County uneasy with fire deal, express concerns with dispatch arrangement
Published 12:13 am Tuesday, May 6, 2014
NATCHEZ — County officials expressed concern Monday that Adams County’s volunteer firefighters aren’t being the first notified about fires in their area.
As part of Adams County’s cooperative agreement with the City of Natchez for fire protection, the county is supposed to work to reduce the number of calls the Natchez Fire Department responds to outside the city limits.
In recent months, Natchez fire officials have said calls outside the city limits have been rising.
At the Monday meeting of the Adams County Board of Supervisors, Supervisor Mike Lazarus asked if the volunteer fire departments are getting calls from dispatchers before the NFD responds.
“The city has a report on how many times they go out into the county, but do we even have a record of them calling our volunteers?” Lazarus asked.
Emergency Management Director Stan Owens said dispatchers have been calling the NFD and then notifying the volunteer fire departments, a statement that puzzled President Darryl Grennell.
“If the dispatchers are calling Natchez first, how are we going to reduce the calls?” he said.
Lazarus said dispatchers should receive some kind of training to make a judgment call about which fire department to call.
Those questions should include if the call is for a grass fire, if it is a small fire and if any structures are threatened by it, he said.
Owens said some areas of the county aren’t covered by volunteer protection, though Volunteer Fire Coordinator Darryl Smith said county residents are picking up applications.
“Should we just take every dime we’ve got and pay half the city’s (fire) budget?” Lazarus said. “This is not a fight I’m going to fight every year. (The mayor) is going to come in here and want more money, and he is going to come in here with facts.

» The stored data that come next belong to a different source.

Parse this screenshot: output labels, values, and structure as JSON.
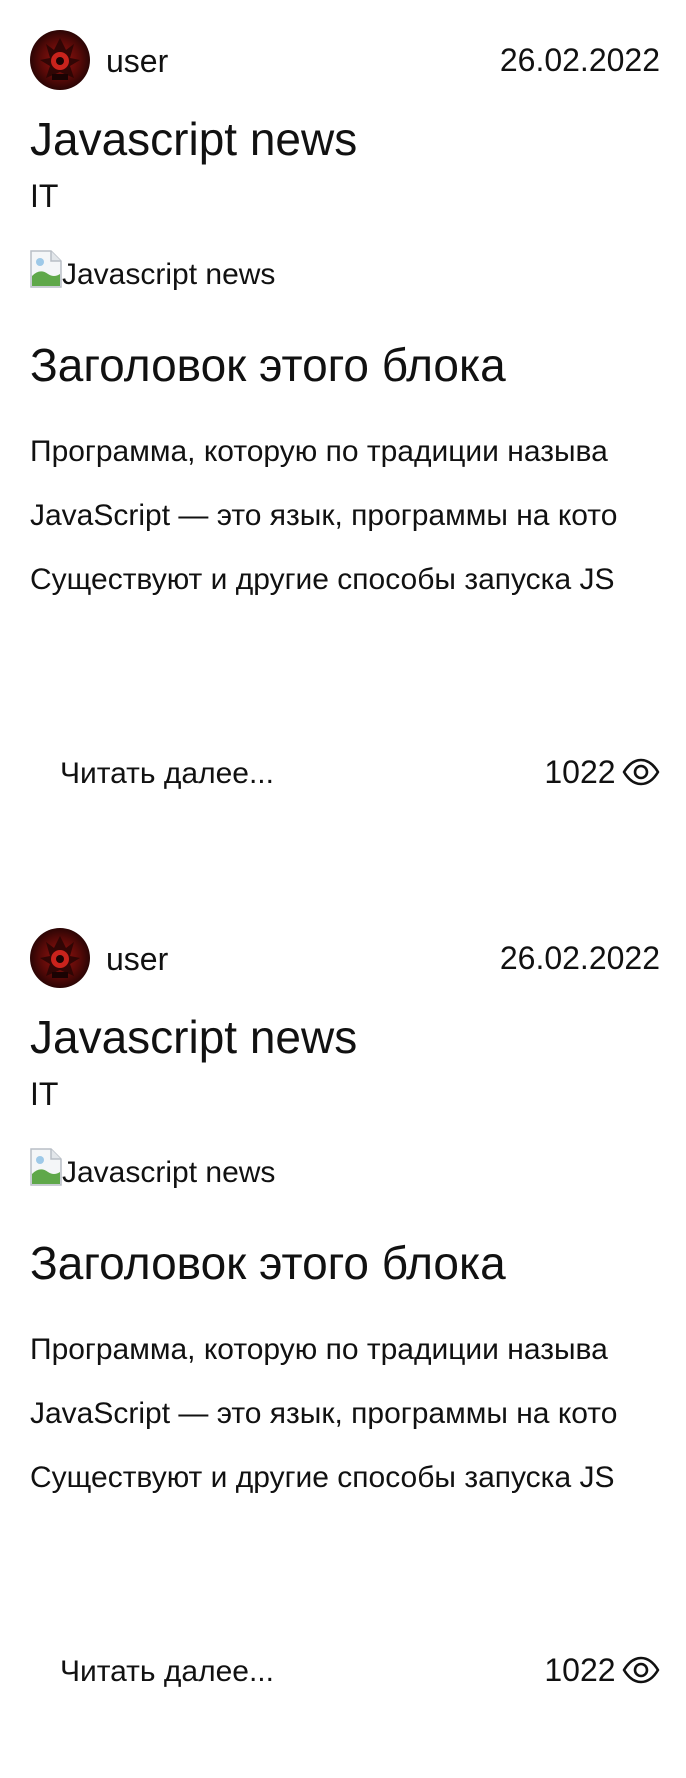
{
  "posts": [
    {
      "author": "user",
      "date": "26.02.2022",
      "title": "Javascript news",
      "category": "IT",
      "image_alt": "Javascript news",
      "block_title": "Заголовок этого блока",
      "paragraphs": [
        "Программа, которую по традиции называ",
        "JavaScript — это язык, программы на кото",
        "Существуют и другие способы запуска JS"
      ],
      "read_more": "Читать далее...",
      "views": "1022",
      "views_icon": "eye-icon"
    },
    {
      "author": "user",
      "date": "26.02.2022",
      "title": "Javascript news",
      "category": "IT",
      "image_alt": "Javascript news",
      "block_title": "Заголовок этого блока",
      "paragraphs": [
        "Программа, которую по традиции называ",
        "JavaScript — это язык, программы на кото",
        "Существуют и другие способы запуска JS"
      ],
      "read_more": "Читать далее...",
      "views": "1022",
      "views_icon": "eye-icon"
    }
  ],
  "colors": {
    "text": "#111111",
    "background": "#ffffff",
    "avatar_red": "#9a1410"
  }
}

“If I was sitting in the city’s position and I wanted the calls to go up in the county, I could make it.”
Lazarus said he wanted the county government to pay its share with the city and to be fair, but he didn’t know what the next step was to ensure dispatchers worked with volunteer fire departments.
Owens said the only way to do so was to get a consolidated dispatching center in which the Natchez Police, Adams County Sheriff’s Office and Natchez Fire Department were all working together.
The Emergency 911 board has met several times to discuss the matter, Owens said.
“If we need to find a place (for central dispatch), we will find a place,” Lazarus said. “Do I need to get a pizza to get them in here, do I need to get them on the phone, will that work to get everybody in here to work together?”
Natchez Mayor Butch Brown said Monday was the first time he’d heard a complaint about dispatch services.
“Every month, when the numbers of to-the-county responses were over 25 percent of total calls — and it got as high as 51 percent — to my knowledge, there was nothing said about dispatch, and they made no calls for assistance for help with dispatch that I am aware of,” Brown said.
The mayor said a centralized dispatch was a part of the fire protection agreement, but because the Adams County Sheriff’s Office did not want to participate in a central dispatch system, it would be inefficient.
“There would be nobody to work with together except the fire department,” he said.
Brown said he’s concerned about other aspects of the fire protection agreement as well, including the fact that the county has not provided the NFD with a new fire truck as agreed.
Owens said last week he was waiting for news about a grant before the county moved forward with the purchase.
But Brown said he thought the purchase should have been provided regardless of the grant.
“We didn’t discuss them providing us a fire truck with a grant, we discussed them acquiring a fire truck,” he said. “If they don’t comply with the (fire protection) agreement, we are going to be forced to terminate it, and then the county is going to be naked for fire protection for all that industry that is growing out at the port and in the north of the county.”
Even as the supervisors discussed the need for clearer communication between dispatch services and volunteer fire fighting departments, Smith said he is continuing efforts to recruit volunteers and will attend neighborhood watch programs in the county to speak to residents there.
Lazarus said those who live outside the city limits but don’t want to be volunteer firefighters have another option, one he doesn’t think they will find pleasant.
“For those people who don’t want to be volunteers, we are going to have to go out there and raise taxes on the people outside the city limits, and they will have to pick up part of this for fire protection,” he said.